Dark Atoms: Asymmetry and Direct Detection
David E. Kaplan, Gordan Z. Krnjaic, Keith R. Rehermann, Christopher M., Wells

TL;DR
This paper introduces a UV-complete Atomic Dark Matter model that explains cosmological asymmetries, dark matter abundance, and small-scale structure, while also addressing experimental anomalies and predicting detectable signals.
Contribution
It provides a novel UV completion of atomic dark matter linking it to neutrino decay, addressing multiple cosmological issues simultaneously.
Findings
Addresses matter-antimatter asymmetry and dark matter abundance
Reconciles experimental signals with null results in dark matter detection
Predicts observable signals in upcoming experiments
Abstract
We present a simple UV completion of Atomic Dark Matter (aDM) in which heavy right-handed neutrinos decay to induce both dark and lepton number densities.
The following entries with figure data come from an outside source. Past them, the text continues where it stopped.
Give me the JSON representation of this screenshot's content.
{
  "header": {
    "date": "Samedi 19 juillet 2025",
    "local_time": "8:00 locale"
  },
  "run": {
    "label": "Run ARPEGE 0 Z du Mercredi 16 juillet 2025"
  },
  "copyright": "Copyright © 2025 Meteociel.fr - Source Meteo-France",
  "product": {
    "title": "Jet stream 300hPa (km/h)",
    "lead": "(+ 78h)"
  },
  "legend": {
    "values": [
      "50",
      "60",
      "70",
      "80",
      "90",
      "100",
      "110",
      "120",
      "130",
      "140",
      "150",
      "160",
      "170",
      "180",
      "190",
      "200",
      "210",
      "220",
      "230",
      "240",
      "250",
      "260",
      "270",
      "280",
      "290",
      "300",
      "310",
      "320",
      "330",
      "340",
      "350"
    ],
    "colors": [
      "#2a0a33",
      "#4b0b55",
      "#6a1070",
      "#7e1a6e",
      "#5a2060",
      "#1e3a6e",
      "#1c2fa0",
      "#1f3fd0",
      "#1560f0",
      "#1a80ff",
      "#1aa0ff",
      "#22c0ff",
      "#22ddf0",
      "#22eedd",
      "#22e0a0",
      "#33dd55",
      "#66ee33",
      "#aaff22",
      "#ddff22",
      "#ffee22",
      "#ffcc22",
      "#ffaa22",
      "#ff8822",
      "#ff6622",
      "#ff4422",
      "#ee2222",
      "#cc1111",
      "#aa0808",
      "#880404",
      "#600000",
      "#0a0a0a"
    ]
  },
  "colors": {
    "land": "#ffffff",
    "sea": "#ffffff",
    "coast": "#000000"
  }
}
This model addresses several outstanding cosmological problems: the matter/anti-matter asymmetry, the dark matter abundance, the number of light degrees of freedom in the early universe, and the smoothing of small-scale structure. Additionally, this realization of aDM may reconcile the CoGeNT excess with recently published null results and predicts a signal in the CRESST Oxygen band. We also find that, due to unscreened long-range interactions, the residual un recombined dark ions settle into a diffuse isothermal halo.